Study Status: RECRUITING
Recruit Status: RECRUITING
Study Type: INTERVENTIONAL




Official Title: Maternal Oxygen Supplementation for Intrauterine Resuscitation: a Multicenter Randomized Trial

Brief Summary: More than 80% of the 3 million women who labor and deliver each year in the United States undergo continuous electronic fetal monitoring (EFM) during labor in order to fetal hypoxia and prevent the transition to acidemia, expedited operative delivery, and/or neonatal morbidity.
Category II EFM is the most commonly observed group of fetal heart rate features in labor.
One common response to Category II EFM is maternal oxygen (O2) supplementation.
The theoretic rationale for O2 administration is that it increases O2 transfer to a hypoxic fetus.
There are conflicting national guidelines regarding O2 administration - the American College of Obstetricians and Gynecologists suggest O2 is ineffective, whereas the Association of Women's Health, Obstetric, and Neonatal Nurses recommend continued use given lack of definitive data on safety and efficacy.
A recent national survey of nearly 600 Labor & Delivery providers in February 2022 revealed that 49% still use O2 .
Thus, there remains equipoise on the topic and high-quality data on the safety of intrapartum O2 is needed.
None of the trials to date have studied the effect of intrapartum O2 on important clinical measures of neonatal or maternal morbidity.

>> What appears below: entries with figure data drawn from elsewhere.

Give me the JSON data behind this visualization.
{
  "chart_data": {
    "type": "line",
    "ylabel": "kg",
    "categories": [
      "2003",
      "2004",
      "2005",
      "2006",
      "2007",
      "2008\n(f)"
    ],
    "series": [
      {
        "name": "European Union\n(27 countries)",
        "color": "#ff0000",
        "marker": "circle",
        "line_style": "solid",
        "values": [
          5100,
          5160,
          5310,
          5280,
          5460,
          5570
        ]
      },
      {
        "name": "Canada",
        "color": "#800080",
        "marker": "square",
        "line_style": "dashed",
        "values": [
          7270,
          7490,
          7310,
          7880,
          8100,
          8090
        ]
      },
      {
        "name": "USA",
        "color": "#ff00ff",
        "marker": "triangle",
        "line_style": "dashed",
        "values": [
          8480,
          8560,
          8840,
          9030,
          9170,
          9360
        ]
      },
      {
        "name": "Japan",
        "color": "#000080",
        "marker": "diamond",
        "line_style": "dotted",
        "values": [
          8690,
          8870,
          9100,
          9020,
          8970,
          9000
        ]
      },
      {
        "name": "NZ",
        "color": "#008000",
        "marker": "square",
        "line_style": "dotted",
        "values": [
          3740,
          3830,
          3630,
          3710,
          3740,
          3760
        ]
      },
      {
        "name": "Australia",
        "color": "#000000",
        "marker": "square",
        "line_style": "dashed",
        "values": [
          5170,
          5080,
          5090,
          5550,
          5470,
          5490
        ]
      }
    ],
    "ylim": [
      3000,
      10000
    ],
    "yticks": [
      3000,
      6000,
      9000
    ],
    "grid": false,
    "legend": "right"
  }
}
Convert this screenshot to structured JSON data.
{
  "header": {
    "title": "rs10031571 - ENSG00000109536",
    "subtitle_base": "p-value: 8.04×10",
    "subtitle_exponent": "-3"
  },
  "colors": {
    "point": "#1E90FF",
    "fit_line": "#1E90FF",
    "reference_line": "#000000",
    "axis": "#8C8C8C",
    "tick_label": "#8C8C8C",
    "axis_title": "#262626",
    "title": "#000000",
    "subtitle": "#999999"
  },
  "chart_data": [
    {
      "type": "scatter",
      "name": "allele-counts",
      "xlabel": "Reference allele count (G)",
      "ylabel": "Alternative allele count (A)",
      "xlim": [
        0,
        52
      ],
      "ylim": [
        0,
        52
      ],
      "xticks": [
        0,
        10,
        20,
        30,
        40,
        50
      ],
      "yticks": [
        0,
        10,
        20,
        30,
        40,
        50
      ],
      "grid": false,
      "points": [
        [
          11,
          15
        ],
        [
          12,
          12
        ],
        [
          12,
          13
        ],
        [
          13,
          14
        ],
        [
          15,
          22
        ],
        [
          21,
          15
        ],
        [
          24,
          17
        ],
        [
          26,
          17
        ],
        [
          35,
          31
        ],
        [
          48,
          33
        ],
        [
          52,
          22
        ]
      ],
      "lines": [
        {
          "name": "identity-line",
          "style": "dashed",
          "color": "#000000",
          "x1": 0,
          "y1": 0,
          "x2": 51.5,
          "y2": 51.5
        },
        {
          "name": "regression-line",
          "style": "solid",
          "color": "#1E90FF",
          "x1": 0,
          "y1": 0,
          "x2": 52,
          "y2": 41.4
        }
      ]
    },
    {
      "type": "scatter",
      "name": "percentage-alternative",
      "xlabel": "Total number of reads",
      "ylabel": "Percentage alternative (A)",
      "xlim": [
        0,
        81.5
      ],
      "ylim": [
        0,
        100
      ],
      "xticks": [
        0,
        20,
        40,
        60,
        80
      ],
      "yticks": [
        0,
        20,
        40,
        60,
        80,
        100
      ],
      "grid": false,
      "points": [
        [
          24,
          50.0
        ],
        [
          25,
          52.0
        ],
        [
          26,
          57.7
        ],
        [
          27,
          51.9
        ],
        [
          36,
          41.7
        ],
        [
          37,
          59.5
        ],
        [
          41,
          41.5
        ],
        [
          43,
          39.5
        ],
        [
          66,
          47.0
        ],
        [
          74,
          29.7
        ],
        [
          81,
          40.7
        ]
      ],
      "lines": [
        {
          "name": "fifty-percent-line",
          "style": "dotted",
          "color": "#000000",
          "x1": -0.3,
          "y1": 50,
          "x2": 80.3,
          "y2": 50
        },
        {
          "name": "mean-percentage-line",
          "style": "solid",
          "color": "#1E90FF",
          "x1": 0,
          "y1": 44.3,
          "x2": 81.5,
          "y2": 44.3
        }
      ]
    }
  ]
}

This safety data is imperative because the field of obstetrics must hold supplemental O2 to the same rigorous standards applied to any drug used in pregnancy.
Without data on these definitive outcomes, it will be challenging to implement evidence-based recommendations for supplemental O2 use on Labor & Delivery.
The investigators will conduct a large, multicenter, randomized noninferiority trial of O2 supplementation versus room air in patients with Category II EFM in labor.